O prêmio, criado em 1929, é administrado pelo Instituto Americano de Aeronáutica e Astronáutica e, junto com Ozires, a lista de agraciados tem personalidades como Orville Wright (dos irmãos Wright, considerados os pais da aviação pelos norte-americanos), Igor Sikorsky (pioneiro na fabricação de helicópteros), Abe Silverstein (gerente da Nasa e responsável pelos avanços da tecnologia espacial que possibilitaram viagens em órbita e até a Lua) e Abraham Karem (o “pai” da tecnologia dos drones). Para o brasileiro, foi o mais recente entre 53 prêmios e condecorações nacionais a internacionais (em 15 países).

BANDEIRANTE

HISTÓRIA: Primeiro voo do bimotor Bandeirante, em 1968

Fundador da Embraer (hoje uma das maiores empresas de aviação do planeta) em 1969, antes disso Ozires liderou a equipe envolvida no projeto IPD-6504, que se tornaria depois o avião Bandeirante. O avião foi projetado pelo francês Max Holste e foi a peça-chave de uma estratégia engenhosa não só para alavancar a indústria aeronáutica nacional, mas para projetá-la para o mundo: ao invés de concorrer com os modelos norte-americanos ou europeus que estavam no mercado (e alguns fabricados sob licença no País), pensou-se em uma aeronave que atendesse às demandas do interior, com pistas em terreno irregular, curtas e afastadas de tudo.

Ou seja, um produto que poderia ser exportado (já que outros países também tinham essa demanda por aviação regional) e, assim, se aumentaria o fôlego de uma linha de montagem nacional.
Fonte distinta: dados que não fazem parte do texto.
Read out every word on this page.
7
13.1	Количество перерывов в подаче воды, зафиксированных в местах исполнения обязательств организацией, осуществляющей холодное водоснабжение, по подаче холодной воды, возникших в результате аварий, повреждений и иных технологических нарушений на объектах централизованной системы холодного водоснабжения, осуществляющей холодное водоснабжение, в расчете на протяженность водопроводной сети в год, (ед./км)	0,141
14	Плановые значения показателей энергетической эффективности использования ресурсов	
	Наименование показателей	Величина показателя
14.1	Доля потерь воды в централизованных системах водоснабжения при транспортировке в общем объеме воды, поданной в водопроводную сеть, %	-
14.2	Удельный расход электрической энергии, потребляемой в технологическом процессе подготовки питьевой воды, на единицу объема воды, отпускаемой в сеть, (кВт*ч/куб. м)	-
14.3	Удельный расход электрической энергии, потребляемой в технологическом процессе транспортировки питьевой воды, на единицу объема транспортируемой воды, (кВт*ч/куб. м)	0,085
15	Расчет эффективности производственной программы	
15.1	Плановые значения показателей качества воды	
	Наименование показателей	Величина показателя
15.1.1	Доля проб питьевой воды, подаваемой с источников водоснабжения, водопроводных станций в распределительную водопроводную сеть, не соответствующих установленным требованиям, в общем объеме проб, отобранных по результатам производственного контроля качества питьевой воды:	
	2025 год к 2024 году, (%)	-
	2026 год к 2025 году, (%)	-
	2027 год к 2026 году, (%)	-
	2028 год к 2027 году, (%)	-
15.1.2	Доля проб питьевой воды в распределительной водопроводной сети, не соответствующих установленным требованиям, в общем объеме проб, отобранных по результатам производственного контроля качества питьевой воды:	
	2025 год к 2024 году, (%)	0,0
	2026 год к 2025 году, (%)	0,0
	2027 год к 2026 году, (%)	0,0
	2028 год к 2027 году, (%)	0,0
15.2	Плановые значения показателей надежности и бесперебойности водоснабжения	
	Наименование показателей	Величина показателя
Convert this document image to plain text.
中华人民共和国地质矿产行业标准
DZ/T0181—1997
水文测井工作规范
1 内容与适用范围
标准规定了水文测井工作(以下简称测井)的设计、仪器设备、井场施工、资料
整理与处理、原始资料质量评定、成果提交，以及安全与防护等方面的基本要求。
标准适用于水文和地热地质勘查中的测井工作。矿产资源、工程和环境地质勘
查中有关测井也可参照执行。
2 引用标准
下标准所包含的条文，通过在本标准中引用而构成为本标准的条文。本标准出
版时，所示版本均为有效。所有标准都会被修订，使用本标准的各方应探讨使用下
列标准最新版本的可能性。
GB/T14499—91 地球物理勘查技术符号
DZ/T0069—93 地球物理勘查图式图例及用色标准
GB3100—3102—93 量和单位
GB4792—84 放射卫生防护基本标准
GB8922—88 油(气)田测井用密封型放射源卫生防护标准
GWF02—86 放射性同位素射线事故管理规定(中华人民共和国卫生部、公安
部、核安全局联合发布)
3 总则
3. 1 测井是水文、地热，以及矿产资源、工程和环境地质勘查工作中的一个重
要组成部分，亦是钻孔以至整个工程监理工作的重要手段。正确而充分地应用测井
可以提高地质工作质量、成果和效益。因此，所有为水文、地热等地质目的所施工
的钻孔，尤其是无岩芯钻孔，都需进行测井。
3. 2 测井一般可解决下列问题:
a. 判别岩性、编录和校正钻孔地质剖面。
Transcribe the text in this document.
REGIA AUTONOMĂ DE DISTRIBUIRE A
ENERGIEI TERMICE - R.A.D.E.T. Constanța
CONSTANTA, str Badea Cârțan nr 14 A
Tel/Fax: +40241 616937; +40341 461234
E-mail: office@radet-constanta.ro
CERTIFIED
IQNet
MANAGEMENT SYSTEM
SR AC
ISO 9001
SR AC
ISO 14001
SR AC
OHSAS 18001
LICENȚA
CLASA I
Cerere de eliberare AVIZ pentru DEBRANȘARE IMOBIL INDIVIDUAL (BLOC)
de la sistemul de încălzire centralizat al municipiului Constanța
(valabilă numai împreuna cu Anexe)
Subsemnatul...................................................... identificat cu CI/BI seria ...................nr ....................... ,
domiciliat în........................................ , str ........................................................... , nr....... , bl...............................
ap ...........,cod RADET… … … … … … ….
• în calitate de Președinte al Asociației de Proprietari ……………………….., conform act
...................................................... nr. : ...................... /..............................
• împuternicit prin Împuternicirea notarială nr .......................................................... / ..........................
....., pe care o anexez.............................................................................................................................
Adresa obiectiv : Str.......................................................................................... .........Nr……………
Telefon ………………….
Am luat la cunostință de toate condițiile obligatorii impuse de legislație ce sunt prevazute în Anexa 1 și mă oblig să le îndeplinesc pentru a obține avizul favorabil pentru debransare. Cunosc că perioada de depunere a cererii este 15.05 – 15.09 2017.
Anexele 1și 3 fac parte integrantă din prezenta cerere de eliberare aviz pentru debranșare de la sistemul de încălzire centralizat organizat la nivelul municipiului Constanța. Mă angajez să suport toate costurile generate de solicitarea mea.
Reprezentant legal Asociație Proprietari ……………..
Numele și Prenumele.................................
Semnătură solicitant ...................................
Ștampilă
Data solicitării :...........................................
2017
Para fabricar o Bandeirante, o governo brasileiro criou a Embraer, baseada no Decreto-Lei 200, que em 1967 havia definido as sociedades de economia mista. Ou seja, empresa com personalidade jurídica de direto privado, na forma de sociedade anônima e com a maioria das ações com direito a voto pertencentes à União.

Isso porque a indústria é uma atividade da iniciativa privada, e essa foi uma forma de alavancar setores estratégicos para o País. A Embraer foi criada em 19 de agosto de 1969. Ozires foi designado como seu presidente até 1986. Seis anos depois, ele voltou ao posto, para comandar o processo de reestruturação da empresa até sua privatização em 1994. Ozires também presidiu a Petrobras, Varig e foi ministro de Infraestrutura. Ele contribuiu com diversas entidades, principalmente de ensino e tecnologia. Hoje integra o Conselho Estratégico da Ânima Educação (uma entidade sem fins lucrativos focada em educação, pesquisa e projetos sociais).

O projeto agrícola

INÍCIO: fábrica da Embraer ainda em construção em São José dos Campos, em 1970

No caso da Embraer, além do Bandeirante – voltado para a aviação regional, o início da companhia teve outros dois projetos estrategicamente importantes: o jato de treinamento e ataque ao solo AT-26 Xavante e o avião agrícola Ipanema. No caso do Xavante, trata-se de uma versão nacional do Aemacchi MB-326, fabricada sob licença da Itália. Além de atender a uma necessidade da Força Aérea Brasileira, a parceria serviu para aprimorar a capacidade do lado brasileiro, já que teve transferência de tecnologia, com os técnicos italianos também trabalhando no Brasil.

Já o Ipanema surgiu devido à interferência de um velho conhecido do setor aeroagrícola: o então tenente-coronel Marialdo Rodrigues Moreira, ex-colega de academia de Ozires Silva e que nos anos 1960 havia sido cedido pelo Ministério da Aeronáutica ao Ministério da Agricultura para organizar a aviação agrícola do País. Assim como o interior precisou do Bandeirante para interligar o interior do Brasil, Marialdo foi conversar com Ozires sobre a necessidade de um avião agrícola para impulsionar o setor primário do País.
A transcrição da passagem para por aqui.